— Еще не признали? А если я поближе подойду?
Он стремительно метнулся к столу. Глокта не успел даже приподняться с места, как Пайк налетел на него и сбил на пол. Бумаги разлетелись по кабинету. Глокта ударился затылком о каменные плиты пола, сипло застонал.
Холодная сталь клинка коснулась шеи архилектора. Пайк склонился над Глоктой; месиво жутких шрамов вблизи выглядело еще отвратительнее.
— А теперь? Узнаешь?
Левый глаз Глокты задергался.
«Изменился, полностью изменился. Но я его знаю».
Внезапно его словно ледяной водой окатило.
— Реус, — выдохнул он.
— Ну наконец-то, — удовлетворенно кивнул тот.
— Ты выжил, — прошептал Глокта. Первоначальное изумление сменилось восторженным удивлением. — Ты выжил. Нет, надо же, какой живучий! Я и не предполагал…

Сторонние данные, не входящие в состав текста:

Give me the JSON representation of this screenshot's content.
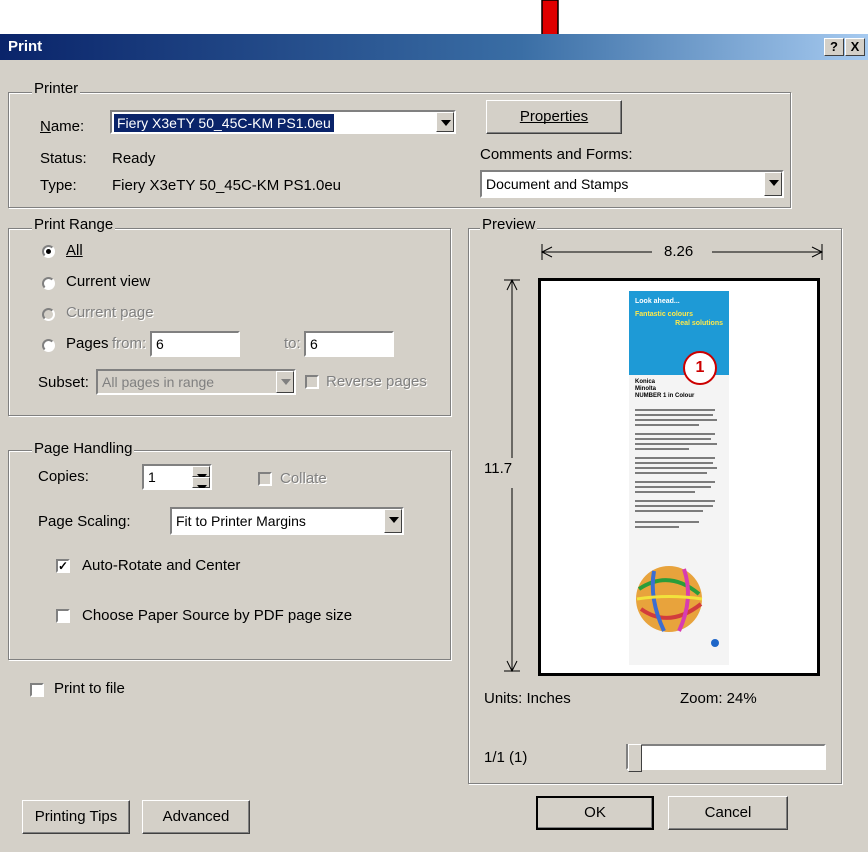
{
  "window": {
    "title": "Print",
    "help_label": "?",
    "close_label": "X"
  },
  "printer": {
    "group_label": "Printer",
    "name_label": "Name:",
    "name_value": "Fiery X3eTY 50_45C-KM PS1.0eu",
    "status_label": "Status:",
    "status_value": "Ready",
    "type_label": "Type:",
    "type_value": "Fiery X3eTY 50_45C-KM PS1.0eu",
    "properties_label": "Properties",
    "comments_label": "Comments and Forms:",
    "comments_value": "Document and Stamps"
  },
  "print_range": {
    "group_label": "Print Range",
    "all_label": "All",
    "current_view_label": "Current view",
    "current_page_label": "Current page",
    "pages_label": "Pages",
    "from_label": "from:",
    "from_value": "6",
    "to_label": "to:",
    "to_value": "6",
    "subset_label": "Subset:",
    "subset_value": "All pages in range",
    "reverse_label": "Reverse pages",
    "selected": "all"
  },
  "page_handling": {
    "group_label": "Page Handling",
    "copies_label": "Copies:",
    "copies_value": "1",
    "collate_label": "Collate",
    "scaling_label": "Page Scaling:",
    "scaling_value": "Fit to Printer Margins",
    "auto_rotate_label": "Auto-Rotate and Center",
    "auto_rotate_checked": true,
    "paper_source_label": "Choose Paper Source by PDF page size",
    "paper_source_checked": false
  },
  "print_to_file": {
    "label": "Print to file",
    "checked": false
  },
  "preview": {
    "group_label": "Preview",
    "width_value": "8.26",
    "height_value": "11.7",
    "units_label": "Units: Inches",
    "zoom_label": "Zoom:  24%",
    "page_counter": "1/1 (1)",
    "slider_position": 0,
    "doc": {
      "heading1": "Look ahead...",
      "heading2": "Fantastic colours",
      "heading3": "Real solutions",
      "body1": "Konica",
      "body2": "Minolta",
      "body3": "NUMBER 1 in Colour"
    }
  },
  "footer": {
    "tips_label": "Printing Tips",
    "advanced_label": "Advanced",
    "ok_label": "OK",
    "cancel_label": "Cancel"
  },
  "annotation": {
    "arrow_color": "#e00000"
  },
  "colors": {
    "title_start": "#0a246a",
    "title_end": "#a6caf0",
    "dialog_bg": "#d4d0c8",
    "doc_blue": "#1e9ad6"
  }
}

Он расхохотался, по щеке ручьем текли слезы.
— Чего смешного-то?
— Да все! Оцени юмор ситуации: я одержал победу над могущественными противниками, а мне самому приставил нож к шее Салем Реус! Самым опасным оказывается клинок, о котором не подозреваешь.

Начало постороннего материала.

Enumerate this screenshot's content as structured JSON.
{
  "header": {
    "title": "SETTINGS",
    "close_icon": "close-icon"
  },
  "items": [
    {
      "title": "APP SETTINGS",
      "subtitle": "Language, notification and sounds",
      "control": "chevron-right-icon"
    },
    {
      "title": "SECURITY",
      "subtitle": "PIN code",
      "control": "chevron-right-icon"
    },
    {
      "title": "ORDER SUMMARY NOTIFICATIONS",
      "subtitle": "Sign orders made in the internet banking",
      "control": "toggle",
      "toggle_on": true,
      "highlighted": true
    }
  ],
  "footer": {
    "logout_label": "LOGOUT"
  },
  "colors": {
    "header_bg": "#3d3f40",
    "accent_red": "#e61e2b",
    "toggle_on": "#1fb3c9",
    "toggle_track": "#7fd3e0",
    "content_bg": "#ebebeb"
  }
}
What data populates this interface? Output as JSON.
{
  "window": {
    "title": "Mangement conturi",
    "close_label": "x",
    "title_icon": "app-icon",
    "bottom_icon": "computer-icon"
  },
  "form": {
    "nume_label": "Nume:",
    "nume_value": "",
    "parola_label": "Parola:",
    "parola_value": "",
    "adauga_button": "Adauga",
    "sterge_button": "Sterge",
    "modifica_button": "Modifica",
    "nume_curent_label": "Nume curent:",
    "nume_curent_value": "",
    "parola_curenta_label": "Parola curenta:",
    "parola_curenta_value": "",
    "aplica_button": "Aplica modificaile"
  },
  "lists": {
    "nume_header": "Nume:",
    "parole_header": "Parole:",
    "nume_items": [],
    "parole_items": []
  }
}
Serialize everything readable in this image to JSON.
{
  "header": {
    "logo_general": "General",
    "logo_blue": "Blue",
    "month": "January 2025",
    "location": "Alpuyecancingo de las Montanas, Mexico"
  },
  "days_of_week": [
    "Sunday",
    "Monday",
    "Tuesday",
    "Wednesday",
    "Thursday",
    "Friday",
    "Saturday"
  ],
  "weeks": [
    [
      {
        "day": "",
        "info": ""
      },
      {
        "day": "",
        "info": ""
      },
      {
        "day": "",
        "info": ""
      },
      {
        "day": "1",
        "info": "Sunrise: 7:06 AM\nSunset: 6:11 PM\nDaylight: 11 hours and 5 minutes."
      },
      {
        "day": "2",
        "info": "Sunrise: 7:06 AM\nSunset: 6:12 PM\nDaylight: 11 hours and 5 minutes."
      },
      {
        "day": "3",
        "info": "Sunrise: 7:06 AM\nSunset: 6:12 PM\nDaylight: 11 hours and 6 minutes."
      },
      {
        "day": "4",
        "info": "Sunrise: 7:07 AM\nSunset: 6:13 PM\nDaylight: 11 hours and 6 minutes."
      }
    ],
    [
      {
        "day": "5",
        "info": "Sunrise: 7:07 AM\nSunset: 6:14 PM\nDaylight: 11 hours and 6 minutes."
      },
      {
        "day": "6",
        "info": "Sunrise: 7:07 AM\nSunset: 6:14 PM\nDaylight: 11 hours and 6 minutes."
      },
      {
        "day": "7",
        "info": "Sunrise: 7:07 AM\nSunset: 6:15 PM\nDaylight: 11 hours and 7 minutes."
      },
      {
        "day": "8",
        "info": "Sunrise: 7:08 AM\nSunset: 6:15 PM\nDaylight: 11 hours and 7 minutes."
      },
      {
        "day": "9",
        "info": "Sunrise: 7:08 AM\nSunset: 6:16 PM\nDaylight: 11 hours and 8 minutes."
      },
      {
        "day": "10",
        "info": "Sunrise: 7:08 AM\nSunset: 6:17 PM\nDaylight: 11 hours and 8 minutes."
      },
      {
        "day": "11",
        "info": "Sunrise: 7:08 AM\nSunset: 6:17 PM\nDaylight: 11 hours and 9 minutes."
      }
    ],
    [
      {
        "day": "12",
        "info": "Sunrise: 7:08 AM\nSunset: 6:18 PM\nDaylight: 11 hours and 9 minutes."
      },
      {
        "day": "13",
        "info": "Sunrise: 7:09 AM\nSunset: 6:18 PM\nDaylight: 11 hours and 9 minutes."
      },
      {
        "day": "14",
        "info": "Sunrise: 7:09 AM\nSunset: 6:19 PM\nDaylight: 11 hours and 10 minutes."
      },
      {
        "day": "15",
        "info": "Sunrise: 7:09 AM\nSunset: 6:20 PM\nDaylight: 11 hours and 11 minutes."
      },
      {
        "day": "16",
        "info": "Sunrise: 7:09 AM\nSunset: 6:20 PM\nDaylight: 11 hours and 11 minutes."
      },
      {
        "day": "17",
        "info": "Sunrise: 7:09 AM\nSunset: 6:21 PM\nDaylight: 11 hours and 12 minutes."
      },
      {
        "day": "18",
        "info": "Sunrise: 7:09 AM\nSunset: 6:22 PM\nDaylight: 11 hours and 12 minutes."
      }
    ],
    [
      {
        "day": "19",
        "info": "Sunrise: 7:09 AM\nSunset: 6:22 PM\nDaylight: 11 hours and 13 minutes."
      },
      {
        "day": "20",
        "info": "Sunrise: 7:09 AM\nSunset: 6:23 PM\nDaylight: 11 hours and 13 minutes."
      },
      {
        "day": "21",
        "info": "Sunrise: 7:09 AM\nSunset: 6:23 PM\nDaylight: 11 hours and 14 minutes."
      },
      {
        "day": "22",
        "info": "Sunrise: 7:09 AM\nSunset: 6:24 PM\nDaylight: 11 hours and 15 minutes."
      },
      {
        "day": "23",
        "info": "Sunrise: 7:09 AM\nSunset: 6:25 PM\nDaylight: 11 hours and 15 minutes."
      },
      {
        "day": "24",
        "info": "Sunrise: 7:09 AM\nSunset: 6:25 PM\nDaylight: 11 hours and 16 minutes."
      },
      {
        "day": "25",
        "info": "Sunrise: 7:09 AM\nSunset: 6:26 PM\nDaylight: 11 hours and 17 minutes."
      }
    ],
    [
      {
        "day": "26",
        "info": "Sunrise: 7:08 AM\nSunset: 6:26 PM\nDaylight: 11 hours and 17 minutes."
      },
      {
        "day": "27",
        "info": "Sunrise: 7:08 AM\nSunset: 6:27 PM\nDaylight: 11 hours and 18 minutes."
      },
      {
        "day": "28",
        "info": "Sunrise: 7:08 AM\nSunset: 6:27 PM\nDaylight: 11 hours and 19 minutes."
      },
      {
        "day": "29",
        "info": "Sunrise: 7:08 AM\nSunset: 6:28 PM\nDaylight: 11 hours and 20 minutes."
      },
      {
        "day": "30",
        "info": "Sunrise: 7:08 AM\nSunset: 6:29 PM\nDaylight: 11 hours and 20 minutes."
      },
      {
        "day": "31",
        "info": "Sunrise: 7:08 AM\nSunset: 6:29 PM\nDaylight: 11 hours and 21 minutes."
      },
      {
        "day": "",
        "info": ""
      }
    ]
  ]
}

— От этого клинка тебе не уйти.
— Тогда давай. Я готов. — Глокта откинул голову, вытянул шею, прижал ее к холодному металлу. — Я давно готов.
Реус зажал рукоять ножа в кулаке. Обожженное лицо задрожало, воспаленные щелки глаз почти сомкнулись от напряжения.
«Вот… сейчас».
Обезображенные губы Реуса кривились. Жилы на шее вздулись. Он приготовился нанести удар.
«Ну же!»
Глокта часто, коротко задышал, в горле першило. Он замер в предвкушении…
«Вот сейчас… наконец-то…»
Рука Реуса не двигалась.
— Что-то тебя удерживает, — с присвистом прошептал Глокта сквозь сомкнутые пустые десны. — Не жалость. Не слабость. Все это из тебя выморозили в Инглии. Ты ни разу прежде не задумывался, что будет после того, как ты меня убьешь. Это тебя и удерживает. Вся твоя выносливость, вся твоя хитрость, все твои невероятные усилия — неужели это все было напрасно? Что тебе остается? Тебя отыщут, отправят назад… А у меня есть что тебе предложить.

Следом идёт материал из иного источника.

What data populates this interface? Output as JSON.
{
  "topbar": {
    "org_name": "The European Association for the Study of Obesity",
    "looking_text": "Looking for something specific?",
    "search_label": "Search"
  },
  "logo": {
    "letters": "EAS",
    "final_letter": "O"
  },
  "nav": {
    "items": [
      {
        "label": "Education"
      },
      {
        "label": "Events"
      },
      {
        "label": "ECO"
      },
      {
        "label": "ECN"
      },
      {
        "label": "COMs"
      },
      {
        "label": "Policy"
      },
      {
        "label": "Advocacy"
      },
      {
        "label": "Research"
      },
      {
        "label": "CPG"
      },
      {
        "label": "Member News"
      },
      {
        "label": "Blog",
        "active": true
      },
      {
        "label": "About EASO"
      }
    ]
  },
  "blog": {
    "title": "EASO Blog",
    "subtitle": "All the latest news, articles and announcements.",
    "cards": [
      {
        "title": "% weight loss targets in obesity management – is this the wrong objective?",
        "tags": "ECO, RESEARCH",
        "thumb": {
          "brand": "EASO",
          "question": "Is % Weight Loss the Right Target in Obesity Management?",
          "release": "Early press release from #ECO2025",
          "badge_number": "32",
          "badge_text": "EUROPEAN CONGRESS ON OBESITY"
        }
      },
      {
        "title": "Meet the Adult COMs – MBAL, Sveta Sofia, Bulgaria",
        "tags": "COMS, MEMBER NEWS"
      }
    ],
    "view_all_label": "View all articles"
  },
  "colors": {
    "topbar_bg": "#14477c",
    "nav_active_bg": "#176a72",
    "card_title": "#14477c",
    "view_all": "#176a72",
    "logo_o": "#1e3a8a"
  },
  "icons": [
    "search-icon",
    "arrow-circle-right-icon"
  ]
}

Изуродованное лицо Реуса напряглось.
— Что ты можешь мне предложить? После этого?
— О, это пустяки. Я каждое утро вставая с постели вдвое больше страдаю от боли и в десять раз — от унижения. А такой человек, как ты, мне может быть очень полезен. Ты доказал свою способность к выживанию, утратил все — и совесть, и жалость, и страх. Мы с тобой оба все потеряли — и выжили. Я понимаю тебя, Реус, понимаю, как никто другой.
— Меня зовут Пайк.
— Разумеется. Подними меня, Пайк.
Нож медленно соскользнул с шеи. Тот, кто некогда был Салемом Реусом, встал над Глоктой, угрюмо глядя на него.
«Кто бы мог предугадать такой поворот судьбы?»
— Ну, вставай.
— Тебе легко говорить. — Глокта напряженно вздохнул, с усилием застонал и перекатился на живот. Медленно, мучительно поднялся на четвереньки.
«Воистину героическое достижение».
Он осторожно проверил вывернутые суставы, поморщился. Кости с громким щелканьем встали на места.
«Ничего не сломано. То есть сломано, но не больше, чем прежде».
Он протянул руку и, вцепившись двумя пальцами в набалдашник, подтащил к себе трость. Острие ножа оцарапало ему позвоночник.
— Не делай глупостей, Глокта. Не то я…
Он вцепился в край стола и подтянулся, вставая на ноги.
— Да, да, ты вырежешь мне печень и все такое… Не беспокойся. С моими увечьями я могу только срать самостоятельно. Кстати, хочу тебе кое-что показать. Думаю, что ты оценишь. А если нет… Ну, тогда перережешь мне горло.
Глокта доковылял до тяжелой двери кабинета, прошаркал в приемную. Пайк шел рядом, словно тень, пряча нож в рукаве.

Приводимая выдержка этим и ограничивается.